Mais il n’aime pas le mensonge, mais alors pas du tout. “Dans la vie, on se dit tout” voilà ce qu’il déclare à qui veut l’entendre et même aux autres...
Mais il est bien seul à respecter ce principe.
Aussi, comment Walter, le fort en gueule, va-t’il réagir quand il découvrira que ceux qu’il aime tant lui mentent effrontément ?
Les deux jeunes réalisateurs parlent de leur envie de confier à Gérard Lanvin le rôle de Walter.
François Prévôt-Leygonie : "L’instinct. La loyauté qu’il dégage. Son côté brut de décoffrage dont le personnage avait besoin. On souhaitait aussi que Walter ait son charme, sa beauté. On voulait quelqu’un qui ne soit pas dans la séduction, mais qui séduise. Quelqu’un qui ne soit pas dans l’effusion, mais qui aime."
Stephan Archinard : "L’idée que nous nous faisions de Gérard correspondait exactement à ce que nous imaginions du personnage. Lui seul pouvait jouer ce type rigide, grande gueule mais qui se révèle tellement attachant et touchant. Le fait est que Walter a dû trouver un écho en lui parce qu’il a eu le scénario un vendredi et il a donné son accord le lundi."
Walter vu par Gérard Lanvin.
"Le scénario d’Amitiés sincères m’est arrivé au moment où j’envisageais de faire une nouvelle adaptation d’Un moment d'égarement de Claude Berri, où il est question d’un homme qui, pendant un été, va vivre quelque chose avec la fille d’un de ses amis. J’ai sauté sur le scénario de François et Stephan parce que j’y retrouvais les thèmes qui me touchaient mais sans les points qui, à mon sens, méritaient d’être changés. On est cette fois sur un pitch très clair : votre fille tombe amoureuse d’un homme de votre âge, ce qui n’est pas facile à accepter, surtout quand elle est tout ce qu’il vous reste de vraie famille.
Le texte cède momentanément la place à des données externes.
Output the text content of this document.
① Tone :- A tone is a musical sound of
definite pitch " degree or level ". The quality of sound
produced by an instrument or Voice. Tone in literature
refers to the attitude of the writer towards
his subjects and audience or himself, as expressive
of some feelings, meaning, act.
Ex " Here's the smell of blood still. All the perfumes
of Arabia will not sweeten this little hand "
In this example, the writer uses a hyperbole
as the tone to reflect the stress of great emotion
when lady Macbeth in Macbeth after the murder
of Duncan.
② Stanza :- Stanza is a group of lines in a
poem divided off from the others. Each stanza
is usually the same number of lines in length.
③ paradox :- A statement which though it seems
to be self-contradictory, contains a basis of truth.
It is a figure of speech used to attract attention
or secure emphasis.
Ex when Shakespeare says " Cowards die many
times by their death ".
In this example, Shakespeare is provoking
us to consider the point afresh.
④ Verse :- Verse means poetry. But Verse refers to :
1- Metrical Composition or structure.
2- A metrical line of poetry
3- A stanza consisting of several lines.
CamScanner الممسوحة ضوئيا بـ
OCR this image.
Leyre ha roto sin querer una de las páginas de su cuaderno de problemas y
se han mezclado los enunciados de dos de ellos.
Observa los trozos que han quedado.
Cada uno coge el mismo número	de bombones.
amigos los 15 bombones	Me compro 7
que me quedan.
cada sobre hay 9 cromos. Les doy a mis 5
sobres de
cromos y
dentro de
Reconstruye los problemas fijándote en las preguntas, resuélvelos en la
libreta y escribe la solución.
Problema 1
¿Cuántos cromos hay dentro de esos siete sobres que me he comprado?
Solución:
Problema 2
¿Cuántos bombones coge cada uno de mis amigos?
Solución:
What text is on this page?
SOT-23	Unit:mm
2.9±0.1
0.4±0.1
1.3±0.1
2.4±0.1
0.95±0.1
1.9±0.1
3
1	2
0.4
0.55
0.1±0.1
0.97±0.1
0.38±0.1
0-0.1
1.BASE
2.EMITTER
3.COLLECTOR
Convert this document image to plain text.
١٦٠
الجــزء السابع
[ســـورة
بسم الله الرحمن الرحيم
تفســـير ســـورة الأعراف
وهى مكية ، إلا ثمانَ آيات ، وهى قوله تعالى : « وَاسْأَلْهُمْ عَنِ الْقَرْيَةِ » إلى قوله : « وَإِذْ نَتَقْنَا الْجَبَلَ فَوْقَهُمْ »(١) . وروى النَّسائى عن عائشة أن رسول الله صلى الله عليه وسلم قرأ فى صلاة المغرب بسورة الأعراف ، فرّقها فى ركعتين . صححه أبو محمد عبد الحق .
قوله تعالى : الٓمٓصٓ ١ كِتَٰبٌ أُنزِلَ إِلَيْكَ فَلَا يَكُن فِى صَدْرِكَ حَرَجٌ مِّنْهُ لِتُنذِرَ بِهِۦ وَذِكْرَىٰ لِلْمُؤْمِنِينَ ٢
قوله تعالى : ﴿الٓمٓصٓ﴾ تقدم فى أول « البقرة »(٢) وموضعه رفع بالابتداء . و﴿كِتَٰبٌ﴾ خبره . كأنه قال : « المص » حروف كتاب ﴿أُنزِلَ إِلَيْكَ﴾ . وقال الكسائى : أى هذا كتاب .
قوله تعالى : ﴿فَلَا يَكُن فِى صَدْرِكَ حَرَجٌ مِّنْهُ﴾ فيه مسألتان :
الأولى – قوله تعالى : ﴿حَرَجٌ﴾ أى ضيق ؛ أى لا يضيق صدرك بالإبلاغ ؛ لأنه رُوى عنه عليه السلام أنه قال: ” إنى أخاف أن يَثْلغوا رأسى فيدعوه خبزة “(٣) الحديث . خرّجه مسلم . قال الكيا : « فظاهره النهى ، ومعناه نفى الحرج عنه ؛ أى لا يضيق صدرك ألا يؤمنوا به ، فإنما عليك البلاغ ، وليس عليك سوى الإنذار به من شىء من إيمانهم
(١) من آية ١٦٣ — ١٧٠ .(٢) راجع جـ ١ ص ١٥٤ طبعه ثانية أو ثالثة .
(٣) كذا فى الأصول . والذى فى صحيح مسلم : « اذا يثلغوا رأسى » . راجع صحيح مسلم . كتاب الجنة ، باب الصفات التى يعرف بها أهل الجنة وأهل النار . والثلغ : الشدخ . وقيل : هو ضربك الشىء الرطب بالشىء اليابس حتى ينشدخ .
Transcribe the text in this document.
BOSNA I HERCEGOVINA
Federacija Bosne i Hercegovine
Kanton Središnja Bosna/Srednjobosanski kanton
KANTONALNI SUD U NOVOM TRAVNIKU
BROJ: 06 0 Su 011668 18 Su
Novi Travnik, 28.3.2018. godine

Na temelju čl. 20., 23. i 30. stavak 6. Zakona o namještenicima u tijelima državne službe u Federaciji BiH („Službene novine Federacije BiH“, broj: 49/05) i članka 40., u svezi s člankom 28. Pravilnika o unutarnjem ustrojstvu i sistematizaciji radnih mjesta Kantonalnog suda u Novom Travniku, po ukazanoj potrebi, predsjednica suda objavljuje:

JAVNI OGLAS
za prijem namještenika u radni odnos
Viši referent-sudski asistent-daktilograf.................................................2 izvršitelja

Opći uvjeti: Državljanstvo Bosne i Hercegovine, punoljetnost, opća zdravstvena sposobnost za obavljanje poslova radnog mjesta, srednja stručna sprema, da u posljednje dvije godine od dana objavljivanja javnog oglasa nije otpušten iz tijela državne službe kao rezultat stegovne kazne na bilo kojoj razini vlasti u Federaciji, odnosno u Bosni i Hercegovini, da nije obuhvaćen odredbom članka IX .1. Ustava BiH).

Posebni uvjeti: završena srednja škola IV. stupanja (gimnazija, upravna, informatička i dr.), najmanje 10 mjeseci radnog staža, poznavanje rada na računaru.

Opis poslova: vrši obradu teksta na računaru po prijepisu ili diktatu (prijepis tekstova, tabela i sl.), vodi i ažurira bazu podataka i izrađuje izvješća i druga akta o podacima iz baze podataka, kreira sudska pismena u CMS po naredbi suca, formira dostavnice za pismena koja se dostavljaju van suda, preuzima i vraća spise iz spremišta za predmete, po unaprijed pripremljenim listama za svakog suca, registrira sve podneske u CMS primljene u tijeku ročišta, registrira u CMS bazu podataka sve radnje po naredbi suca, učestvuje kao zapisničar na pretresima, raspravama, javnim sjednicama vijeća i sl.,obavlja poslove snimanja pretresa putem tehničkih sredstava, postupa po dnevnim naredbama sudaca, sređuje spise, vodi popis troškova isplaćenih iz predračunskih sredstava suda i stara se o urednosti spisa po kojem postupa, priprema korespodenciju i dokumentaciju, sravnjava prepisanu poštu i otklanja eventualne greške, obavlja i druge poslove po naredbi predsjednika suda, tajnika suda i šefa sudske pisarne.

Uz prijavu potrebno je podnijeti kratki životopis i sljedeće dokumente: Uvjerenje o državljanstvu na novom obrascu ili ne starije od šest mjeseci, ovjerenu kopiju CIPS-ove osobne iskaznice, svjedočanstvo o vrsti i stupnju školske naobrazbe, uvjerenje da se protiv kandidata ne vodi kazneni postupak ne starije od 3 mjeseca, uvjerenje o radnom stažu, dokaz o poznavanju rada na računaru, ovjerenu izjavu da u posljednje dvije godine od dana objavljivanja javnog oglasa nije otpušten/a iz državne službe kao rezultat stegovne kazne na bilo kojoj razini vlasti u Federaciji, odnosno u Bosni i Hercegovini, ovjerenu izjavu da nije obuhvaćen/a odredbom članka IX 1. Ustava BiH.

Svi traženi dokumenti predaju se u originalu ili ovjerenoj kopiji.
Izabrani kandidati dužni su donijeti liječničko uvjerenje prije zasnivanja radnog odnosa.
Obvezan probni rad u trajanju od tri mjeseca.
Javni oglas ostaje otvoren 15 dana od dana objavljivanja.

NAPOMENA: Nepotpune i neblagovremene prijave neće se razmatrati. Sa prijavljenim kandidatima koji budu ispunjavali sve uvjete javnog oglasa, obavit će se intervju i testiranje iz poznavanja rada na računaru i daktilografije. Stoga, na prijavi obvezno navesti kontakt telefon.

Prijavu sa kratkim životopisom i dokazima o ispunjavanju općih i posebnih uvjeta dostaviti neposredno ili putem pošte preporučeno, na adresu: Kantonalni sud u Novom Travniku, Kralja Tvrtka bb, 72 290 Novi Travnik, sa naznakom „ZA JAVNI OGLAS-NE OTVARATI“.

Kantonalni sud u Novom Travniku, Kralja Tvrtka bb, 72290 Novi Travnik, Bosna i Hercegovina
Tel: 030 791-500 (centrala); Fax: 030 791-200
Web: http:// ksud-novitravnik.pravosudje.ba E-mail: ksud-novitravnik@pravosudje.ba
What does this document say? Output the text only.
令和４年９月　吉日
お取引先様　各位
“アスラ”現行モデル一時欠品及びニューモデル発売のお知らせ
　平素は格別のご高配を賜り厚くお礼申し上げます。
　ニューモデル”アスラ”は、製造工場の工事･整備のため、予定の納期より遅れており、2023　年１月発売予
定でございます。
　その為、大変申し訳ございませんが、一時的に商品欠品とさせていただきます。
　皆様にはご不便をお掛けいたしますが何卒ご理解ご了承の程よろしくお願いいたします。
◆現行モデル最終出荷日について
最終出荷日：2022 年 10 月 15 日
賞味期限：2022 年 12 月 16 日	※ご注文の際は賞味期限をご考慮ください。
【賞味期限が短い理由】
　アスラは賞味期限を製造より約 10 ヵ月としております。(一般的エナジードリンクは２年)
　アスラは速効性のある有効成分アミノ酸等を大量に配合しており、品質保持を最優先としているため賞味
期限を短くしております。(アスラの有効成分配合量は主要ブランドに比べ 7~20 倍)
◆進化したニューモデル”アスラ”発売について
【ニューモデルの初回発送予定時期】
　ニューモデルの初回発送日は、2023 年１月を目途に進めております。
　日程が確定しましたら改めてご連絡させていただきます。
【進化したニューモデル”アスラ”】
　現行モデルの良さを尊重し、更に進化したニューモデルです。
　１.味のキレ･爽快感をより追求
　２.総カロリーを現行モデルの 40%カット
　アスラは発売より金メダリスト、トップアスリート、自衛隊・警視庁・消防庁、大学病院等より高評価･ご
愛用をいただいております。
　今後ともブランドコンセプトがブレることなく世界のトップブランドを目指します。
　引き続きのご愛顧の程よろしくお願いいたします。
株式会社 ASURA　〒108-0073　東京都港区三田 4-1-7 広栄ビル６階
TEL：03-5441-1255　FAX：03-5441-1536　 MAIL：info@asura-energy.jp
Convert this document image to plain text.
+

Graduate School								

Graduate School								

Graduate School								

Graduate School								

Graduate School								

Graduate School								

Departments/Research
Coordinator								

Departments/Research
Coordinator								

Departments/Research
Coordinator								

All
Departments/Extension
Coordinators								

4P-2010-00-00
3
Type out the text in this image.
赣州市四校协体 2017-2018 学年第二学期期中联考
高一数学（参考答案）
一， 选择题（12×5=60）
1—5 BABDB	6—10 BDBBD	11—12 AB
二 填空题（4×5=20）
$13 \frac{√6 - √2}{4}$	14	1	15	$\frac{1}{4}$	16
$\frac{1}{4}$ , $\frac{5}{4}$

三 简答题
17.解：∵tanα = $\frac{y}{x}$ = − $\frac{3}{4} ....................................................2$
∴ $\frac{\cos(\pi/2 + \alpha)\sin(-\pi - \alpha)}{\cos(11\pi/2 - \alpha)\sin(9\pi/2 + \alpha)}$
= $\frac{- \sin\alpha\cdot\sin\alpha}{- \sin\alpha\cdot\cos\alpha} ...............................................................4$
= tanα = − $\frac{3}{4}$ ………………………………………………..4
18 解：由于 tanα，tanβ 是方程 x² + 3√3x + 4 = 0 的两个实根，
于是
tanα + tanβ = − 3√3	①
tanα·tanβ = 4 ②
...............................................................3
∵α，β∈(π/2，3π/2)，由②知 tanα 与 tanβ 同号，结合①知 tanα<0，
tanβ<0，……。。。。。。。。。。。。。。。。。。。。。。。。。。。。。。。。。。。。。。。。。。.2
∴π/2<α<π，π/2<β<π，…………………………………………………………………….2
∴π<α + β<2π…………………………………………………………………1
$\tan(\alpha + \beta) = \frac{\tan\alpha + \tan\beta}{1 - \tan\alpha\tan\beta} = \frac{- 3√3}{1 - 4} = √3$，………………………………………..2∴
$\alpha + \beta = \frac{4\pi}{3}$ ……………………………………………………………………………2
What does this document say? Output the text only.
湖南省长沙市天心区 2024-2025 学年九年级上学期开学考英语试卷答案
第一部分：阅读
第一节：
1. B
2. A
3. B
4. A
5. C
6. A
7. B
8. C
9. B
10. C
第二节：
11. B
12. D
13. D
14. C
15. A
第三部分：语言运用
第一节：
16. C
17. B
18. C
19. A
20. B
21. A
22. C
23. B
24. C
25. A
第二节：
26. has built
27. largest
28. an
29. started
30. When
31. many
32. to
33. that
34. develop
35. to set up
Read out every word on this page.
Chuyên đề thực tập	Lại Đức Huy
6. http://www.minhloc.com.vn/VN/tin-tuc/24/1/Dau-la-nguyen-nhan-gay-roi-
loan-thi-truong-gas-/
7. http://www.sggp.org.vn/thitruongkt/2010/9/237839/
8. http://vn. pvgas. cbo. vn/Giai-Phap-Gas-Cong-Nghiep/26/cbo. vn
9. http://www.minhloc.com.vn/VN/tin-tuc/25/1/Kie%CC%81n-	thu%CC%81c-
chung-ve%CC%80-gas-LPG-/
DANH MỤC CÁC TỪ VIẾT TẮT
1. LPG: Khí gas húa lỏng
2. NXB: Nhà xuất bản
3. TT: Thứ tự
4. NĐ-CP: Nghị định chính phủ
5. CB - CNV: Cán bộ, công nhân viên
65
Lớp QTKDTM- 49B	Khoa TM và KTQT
L’histoire d’amour entre la jeune femme et l’homme mûr est ici traitée sans aucune ambiguïté, de façon saine. C’est la raison pour laquelle les gens peuvent non seulement se sentir concernés, mais en plus en parler. Aujourd’hui, c’est un vrai phénomène de société. Beaucoup de femmes avouent ne pas s’intéresser aux hommes de leur génération, mais plutôt à des gens plus âgés qui leur amènent plus d’émotions. L’amour n’est pas une question d’âge, mais de vibration.
L’élan des deux metteurs en scène m’a aussi convaincu. Lorsque l’on vient vous voir parce que l’on vous aime et que l’on vous veut pour une telle histoire, même si tout n’est pas parfait, vous lisez. Ensuite, on a retravaillé tous les trois et j’ai découvert de vrais complices. J’ai vu des mômes qui ont la mentalité que j’espère garder, et trouver chez les autres. Ils savent faire confiance. Je ne demande pas à retravailler par principe ni pour marquer mon territoire, mais pour sortir le meilleur de ce que tout le monde propose. L’exactitude des rapports est ma priorité. Il faut donc le moins d’erreurs possible dans le texte puisque c’est de là que tout part. C’est ainsi que je fonctionne, avec le cœur et l’émotion. Ce sont des valeurs que j’ai retrouvées chez François et Stephan.
J’aimais l’idée de travailler sur un personnage un peu psychorigide, à qui personne n’ose dire la vérité alors que pratiquement tout le monde la connaît. Walter, mon personnage, est finalement un homme naïf, ce qui est toujours amusant à jouer. Tout le monde le trouve fort, mais comme souvent dans le cas des gens jugés solides, personne n’imagine ni sa sensibilité ni sa fragilité. C’était un personnage complexe à jouer parce que dans chaque scène, il y avait une émotion différente à travailler. Walter va peu à peu comprendre ses erreurs, même si cela ne changera pas les choses pour lui. Il sera quand même obligé d’accepter que sa femme vive avec un autre homme, à cause de sa bêtise. Il devra surtout admettre que sa fille quitte le foyer pour aller vivre avec un homme qui est de surcroît un ami.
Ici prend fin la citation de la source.